String.length is a count of 16 bit code points in a string, which is good for internationalized applications that rely on Unicode when determining the maximum possible amount of space a string could occupy when stored in the back end, e.g., a database column. However, it does not work well for limiting text based upon character count because a single character could be compromised of two code points.

For example, in Devanagari (Hindi) थि is actually two 16 bit code points. थ is a consonant and ि is a vowel, which cannot stand by itself because it is a combining mark. As a result ‘थि’.length returns 2 in JavaScript, which is accurate because String.length is designed to count code points not characters. However, if you are counting characters for display not size purposes then this would be wrong. String.length is not faulty it is just being used incorrectly. Another problem can occur when splitting strings.

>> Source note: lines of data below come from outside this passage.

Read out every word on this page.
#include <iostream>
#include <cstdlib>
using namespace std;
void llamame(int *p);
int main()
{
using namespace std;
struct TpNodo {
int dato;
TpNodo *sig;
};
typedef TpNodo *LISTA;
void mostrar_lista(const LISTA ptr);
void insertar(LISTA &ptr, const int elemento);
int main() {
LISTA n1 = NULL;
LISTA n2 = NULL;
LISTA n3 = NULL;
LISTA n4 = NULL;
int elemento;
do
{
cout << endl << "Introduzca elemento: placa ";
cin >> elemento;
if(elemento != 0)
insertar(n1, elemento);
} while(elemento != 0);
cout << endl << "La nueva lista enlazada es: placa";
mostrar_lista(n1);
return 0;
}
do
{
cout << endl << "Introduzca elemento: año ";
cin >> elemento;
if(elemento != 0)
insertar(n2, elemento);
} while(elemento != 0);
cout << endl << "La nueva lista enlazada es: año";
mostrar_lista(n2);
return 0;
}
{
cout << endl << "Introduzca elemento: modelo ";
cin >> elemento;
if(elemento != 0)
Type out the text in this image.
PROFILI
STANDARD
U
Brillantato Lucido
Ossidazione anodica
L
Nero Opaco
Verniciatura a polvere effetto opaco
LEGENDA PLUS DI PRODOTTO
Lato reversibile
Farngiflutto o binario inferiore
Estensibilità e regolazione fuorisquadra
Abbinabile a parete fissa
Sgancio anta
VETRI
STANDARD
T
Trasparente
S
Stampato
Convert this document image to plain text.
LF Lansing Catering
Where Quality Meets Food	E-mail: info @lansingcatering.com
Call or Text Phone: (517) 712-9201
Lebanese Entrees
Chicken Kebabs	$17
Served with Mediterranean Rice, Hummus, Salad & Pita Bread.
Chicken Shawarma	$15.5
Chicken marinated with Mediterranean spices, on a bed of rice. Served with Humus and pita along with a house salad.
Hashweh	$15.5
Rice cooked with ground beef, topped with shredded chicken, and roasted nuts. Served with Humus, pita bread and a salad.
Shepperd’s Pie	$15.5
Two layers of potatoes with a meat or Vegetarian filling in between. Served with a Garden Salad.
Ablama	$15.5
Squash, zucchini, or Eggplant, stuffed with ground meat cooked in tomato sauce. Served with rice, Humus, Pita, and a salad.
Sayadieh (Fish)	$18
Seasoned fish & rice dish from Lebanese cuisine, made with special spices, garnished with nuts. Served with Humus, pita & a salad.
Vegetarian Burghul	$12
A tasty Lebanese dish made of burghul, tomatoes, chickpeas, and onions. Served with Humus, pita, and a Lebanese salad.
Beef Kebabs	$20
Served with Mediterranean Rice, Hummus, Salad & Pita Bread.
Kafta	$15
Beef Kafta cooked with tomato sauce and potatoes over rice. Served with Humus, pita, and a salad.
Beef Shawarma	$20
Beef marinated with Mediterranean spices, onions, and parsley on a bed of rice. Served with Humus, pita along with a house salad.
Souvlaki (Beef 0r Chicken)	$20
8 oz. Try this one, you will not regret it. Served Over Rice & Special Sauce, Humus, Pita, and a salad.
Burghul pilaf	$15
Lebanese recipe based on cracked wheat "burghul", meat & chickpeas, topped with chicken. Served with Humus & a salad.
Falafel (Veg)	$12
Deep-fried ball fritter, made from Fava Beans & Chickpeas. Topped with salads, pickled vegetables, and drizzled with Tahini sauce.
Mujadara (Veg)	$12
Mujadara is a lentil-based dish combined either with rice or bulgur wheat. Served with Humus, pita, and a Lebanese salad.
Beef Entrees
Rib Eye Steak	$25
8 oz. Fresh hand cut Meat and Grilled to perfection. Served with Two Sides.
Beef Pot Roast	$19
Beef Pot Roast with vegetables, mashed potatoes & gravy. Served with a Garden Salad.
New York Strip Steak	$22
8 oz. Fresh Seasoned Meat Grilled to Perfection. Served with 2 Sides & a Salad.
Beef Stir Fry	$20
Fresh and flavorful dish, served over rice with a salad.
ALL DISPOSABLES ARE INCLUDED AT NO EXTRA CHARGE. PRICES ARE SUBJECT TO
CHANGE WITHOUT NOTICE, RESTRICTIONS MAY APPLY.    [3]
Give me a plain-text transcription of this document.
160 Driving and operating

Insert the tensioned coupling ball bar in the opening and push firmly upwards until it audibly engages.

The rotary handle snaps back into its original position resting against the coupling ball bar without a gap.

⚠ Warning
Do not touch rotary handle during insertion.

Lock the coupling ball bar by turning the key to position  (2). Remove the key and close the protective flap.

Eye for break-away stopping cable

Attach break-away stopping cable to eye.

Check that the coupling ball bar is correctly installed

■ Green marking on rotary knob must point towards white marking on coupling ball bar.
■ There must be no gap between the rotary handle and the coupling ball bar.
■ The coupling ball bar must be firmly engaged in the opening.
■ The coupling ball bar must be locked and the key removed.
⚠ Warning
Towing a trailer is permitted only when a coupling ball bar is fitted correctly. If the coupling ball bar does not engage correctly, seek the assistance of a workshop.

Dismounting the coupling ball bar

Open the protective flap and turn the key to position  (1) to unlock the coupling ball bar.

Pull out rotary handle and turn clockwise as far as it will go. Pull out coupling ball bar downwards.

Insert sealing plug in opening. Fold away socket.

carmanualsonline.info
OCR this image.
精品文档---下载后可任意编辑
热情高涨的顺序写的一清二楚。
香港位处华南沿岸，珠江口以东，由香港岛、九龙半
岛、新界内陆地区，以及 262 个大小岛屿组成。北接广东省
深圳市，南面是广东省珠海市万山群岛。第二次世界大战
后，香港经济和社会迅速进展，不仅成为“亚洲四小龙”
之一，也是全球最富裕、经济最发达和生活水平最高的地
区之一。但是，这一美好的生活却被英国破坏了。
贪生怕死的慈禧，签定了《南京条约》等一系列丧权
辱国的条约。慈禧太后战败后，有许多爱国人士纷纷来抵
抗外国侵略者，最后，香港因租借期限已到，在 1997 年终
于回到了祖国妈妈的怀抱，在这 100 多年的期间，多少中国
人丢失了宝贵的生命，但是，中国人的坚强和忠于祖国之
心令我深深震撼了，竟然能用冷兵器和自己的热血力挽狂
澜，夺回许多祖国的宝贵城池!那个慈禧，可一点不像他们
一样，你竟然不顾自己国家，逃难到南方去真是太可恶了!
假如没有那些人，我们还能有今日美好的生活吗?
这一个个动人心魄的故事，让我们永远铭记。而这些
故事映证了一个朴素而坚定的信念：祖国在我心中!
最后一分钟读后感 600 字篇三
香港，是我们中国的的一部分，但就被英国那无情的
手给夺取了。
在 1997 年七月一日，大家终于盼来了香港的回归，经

When a string contains letters and combining marks there is a possibility that when the string is split the results could contain grammatically incorrect values or letters with unintended meaning. Returning to the Devanagari example, if थि is split, ‘थि’.slice(1,2), then the value returned is a combining mark that is not intended to be used without a consonant.

Solution

When splitting international strings and counting characters for display purposes care should be taken to differentiate between letters and marks. For example, the code below uses the equivalent of {M} (see letters and marks; range truncated for display purposes) to match any mark, such as the combining mark in the Devanagari example, then decrements the String.length count for each mark, and returns the character count. Unicode regular expressions do not exist in native JavaScript, but Steven Levithan has written an excellent Unicode plugin for his XRegExp library. Unicode block ranges can also be created using http://kourge.net/projects/regexp-unicode-block. Please note that I am not a language expert. The code points and ranges below should be adjusted to meet your specific needs.

(function () {
    var M = '\u0300-\u036F\u0483-\u0489\u0591-\u05BD ... \uFE20-\uFE26',
        regex = new RegExp('[' + M + ']', 'g');
    
    String.prototype.charCount = function () {
        var len = this.length, i = 0, count = len;

        for (i; i<len; i++) {
            if (regex.test(this[i])) 
                count--;
        }

        return count;  
    }     
}());

Conclusion

String.length works as designed, but one must be careful not misconstrue its intended usage when developing internationalized web applications using JavaScript. String.length should be used when measuring a string’s size in terms of code points, but an alternate approach should be used when counting characters for display. Lastly, one must exercise caution when splitting strings else the results could be nonsensical.